How? Well in new places of course. A voucher or a discount is unlocking a price-driving buyer, they are purposefully heading to site with a mindset to save money. An employee perks site a benefitting worker. A blogger and a niche follower. A comparison site to compare and save. As a footnote, the cases of audience overlap have started to decrease given recent cookie and retargeting limitations. Therefore affiliates offer incremental sales and opportunity for the c-suite to celebrate.
3. The tenancy is a hard working display buy
On many of these affiliate sites, you can of course pay extra, on a CPM or a fee (a tenancy) to give your offer or brand a bit of extra love. Billboards, advertorials. E-Shots, with maybe a commercial accelerator/hybrid payment for driving performance. This is a great sustainable play for the board to know about, as advertisers are helping to fund an ecosystem of publishers on the open web who wish to engage with their brand. Furthermore, rather than see it as a non-performance affiliate buy, it is simply, as far as the board goes, a hard working direct buy with a publisher. Embrace it.
4. Well placed affiliates and partners build your brand too
Many in my wider media and planning life are cognisant of the IPA study by Binet & Field ‘The Long & The Short of it’ which reaffirms the importance of blending mass awareness and targeted activations for long term brand sales and health. So before your cynical boss says the traffic and growth comes from brand awareness, note how many brands have been borne out of partnerships and associations too at the ‘lower funnel’.
I speak of ‘bottom-up’ planning with startups and D2C brands as much as top-down planning (essentially using performance focussed and affiliate activations to gain insight and helping add rigour and evidence to brand awareness activity). Look at the likes of wine brands who grew by Partnerships and inserts, the secret travel brands by email signups, and the fintech apps growing by golden tickets. They are all now advertising wider now, and are famous brands, but they started in performance. So could you, CEO.

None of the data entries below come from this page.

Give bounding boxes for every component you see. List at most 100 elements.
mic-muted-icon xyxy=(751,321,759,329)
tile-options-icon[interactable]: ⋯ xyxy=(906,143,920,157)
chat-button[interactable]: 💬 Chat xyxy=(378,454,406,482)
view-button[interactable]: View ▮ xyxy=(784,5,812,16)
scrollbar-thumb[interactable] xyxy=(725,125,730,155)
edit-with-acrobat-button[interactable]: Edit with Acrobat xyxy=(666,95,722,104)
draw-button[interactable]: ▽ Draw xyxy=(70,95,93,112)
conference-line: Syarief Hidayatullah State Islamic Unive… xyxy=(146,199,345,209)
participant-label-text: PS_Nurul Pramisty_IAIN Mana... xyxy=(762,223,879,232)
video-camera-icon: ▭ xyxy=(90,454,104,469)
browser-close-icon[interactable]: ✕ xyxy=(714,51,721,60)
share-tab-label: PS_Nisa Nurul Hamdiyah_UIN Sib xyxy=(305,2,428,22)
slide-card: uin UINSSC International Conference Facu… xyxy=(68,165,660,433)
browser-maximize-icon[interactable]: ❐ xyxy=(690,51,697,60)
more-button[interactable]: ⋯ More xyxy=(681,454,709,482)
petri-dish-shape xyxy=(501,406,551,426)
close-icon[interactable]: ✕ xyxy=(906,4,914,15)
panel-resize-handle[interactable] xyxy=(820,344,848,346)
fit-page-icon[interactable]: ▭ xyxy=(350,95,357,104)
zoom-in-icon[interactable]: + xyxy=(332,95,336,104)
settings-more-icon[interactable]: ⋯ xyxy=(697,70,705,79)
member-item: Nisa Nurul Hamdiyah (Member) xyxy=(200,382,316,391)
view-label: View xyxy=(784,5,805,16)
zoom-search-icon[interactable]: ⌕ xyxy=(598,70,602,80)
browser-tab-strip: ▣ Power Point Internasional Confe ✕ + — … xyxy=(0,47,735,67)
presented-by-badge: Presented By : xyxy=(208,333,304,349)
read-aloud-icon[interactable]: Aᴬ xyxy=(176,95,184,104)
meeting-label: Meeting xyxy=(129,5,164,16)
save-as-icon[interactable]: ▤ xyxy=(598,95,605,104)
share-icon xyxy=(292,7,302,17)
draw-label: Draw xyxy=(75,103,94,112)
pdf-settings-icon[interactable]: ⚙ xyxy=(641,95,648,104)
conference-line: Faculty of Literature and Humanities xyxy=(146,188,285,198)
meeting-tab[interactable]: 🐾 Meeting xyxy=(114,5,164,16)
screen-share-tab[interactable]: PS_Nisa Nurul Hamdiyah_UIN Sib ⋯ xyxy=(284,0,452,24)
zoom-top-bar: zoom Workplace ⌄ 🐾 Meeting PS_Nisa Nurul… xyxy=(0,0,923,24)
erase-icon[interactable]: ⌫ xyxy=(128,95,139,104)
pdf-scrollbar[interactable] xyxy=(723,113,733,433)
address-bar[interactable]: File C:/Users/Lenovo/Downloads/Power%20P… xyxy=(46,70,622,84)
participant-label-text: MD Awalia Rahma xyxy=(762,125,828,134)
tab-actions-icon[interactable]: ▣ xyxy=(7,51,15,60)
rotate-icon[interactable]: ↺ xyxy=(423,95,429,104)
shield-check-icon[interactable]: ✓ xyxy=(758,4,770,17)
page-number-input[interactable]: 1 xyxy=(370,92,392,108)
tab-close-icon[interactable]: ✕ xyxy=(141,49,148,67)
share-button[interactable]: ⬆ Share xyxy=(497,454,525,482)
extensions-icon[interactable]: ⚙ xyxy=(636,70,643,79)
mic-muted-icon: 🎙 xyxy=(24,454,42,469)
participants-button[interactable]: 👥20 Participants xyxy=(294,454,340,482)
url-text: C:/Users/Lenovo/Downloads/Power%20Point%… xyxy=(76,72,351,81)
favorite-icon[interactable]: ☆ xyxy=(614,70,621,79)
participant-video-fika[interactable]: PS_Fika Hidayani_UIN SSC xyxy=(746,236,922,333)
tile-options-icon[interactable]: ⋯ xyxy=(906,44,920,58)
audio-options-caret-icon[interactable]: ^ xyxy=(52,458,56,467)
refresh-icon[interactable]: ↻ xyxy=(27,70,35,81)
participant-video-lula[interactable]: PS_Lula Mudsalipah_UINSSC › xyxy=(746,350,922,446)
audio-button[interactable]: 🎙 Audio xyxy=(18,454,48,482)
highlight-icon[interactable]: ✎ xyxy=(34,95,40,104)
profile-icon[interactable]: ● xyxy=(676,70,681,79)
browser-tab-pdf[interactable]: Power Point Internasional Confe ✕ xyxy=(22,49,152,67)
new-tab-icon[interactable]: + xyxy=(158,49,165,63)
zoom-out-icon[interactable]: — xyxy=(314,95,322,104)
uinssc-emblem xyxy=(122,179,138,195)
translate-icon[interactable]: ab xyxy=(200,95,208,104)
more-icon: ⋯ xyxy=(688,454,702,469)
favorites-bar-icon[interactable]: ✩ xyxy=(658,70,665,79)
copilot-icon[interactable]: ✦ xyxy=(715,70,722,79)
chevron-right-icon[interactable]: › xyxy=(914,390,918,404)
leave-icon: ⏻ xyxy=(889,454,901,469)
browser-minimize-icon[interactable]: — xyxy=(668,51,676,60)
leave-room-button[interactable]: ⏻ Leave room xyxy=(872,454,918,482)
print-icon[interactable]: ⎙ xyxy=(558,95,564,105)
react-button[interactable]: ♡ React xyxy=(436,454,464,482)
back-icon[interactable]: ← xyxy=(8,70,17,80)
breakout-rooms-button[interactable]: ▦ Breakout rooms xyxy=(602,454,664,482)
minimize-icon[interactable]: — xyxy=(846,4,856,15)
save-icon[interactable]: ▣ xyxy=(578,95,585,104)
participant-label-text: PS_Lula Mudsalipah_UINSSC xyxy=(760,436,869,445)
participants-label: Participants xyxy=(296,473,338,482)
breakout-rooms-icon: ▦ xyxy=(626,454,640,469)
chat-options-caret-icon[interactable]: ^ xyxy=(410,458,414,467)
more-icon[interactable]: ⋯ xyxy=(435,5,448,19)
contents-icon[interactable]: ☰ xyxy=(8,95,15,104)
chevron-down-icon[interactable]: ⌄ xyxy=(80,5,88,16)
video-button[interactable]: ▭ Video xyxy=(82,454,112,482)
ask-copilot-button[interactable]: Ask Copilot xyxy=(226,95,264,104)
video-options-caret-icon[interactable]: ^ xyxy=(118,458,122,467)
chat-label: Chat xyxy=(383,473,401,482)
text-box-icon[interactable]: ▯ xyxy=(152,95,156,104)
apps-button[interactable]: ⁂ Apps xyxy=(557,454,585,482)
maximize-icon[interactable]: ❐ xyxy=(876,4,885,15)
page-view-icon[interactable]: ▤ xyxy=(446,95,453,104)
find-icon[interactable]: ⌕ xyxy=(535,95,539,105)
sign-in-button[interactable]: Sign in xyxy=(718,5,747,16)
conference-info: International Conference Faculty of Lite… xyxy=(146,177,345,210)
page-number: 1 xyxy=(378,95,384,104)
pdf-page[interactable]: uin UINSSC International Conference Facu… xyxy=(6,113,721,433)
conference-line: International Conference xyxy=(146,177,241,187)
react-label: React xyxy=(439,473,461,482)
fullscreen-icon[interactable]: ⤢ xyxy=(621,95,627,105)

5. Finally – so much more than fulfilment
To summarise and add to the points raised, additionally challenge the CXO assumption (and I have to say, sometimes including the CMO) that affiliate marketing is simply mopping up demand generated from pure-play advertising. This is a lens that is proven to be incorrect.
Of course, to shift excess product you could throw some discounts at it on the voucher and cashback sites as a tactic, but that is just one spoke of the affiliate wheel, and on its own is absolutely not the brand growth, particularly given the often compromised customer lifetime value from this channel’s certain players. It is partly your opportunity to differentiate between different types of affiliates.
A truly integrated performance marketing plan understands that affiliates and rewarding partners is a great way to associate with the right partners for brand equity, and capture sales. Alongside the other ‘yes-buts’ of social and search. It is another great tool in the toolkit. Use it.
So, what is the elevator pitch?
You are in with the CEO. They ask you, why affiliate? Be ready to recount: ‘each channel has its part to play, and you pay on performance with affiliate, a fiscal tick straight away. They unlock new audiences driven by price or niche, you can use publisher partnerships to create hard working tenancies, where you can build brands, and as a result, it is more than merely a fulfilment channel. Get it right, build slowly, measure the customer value over time, and like any channel, let’s test, learn and do this!’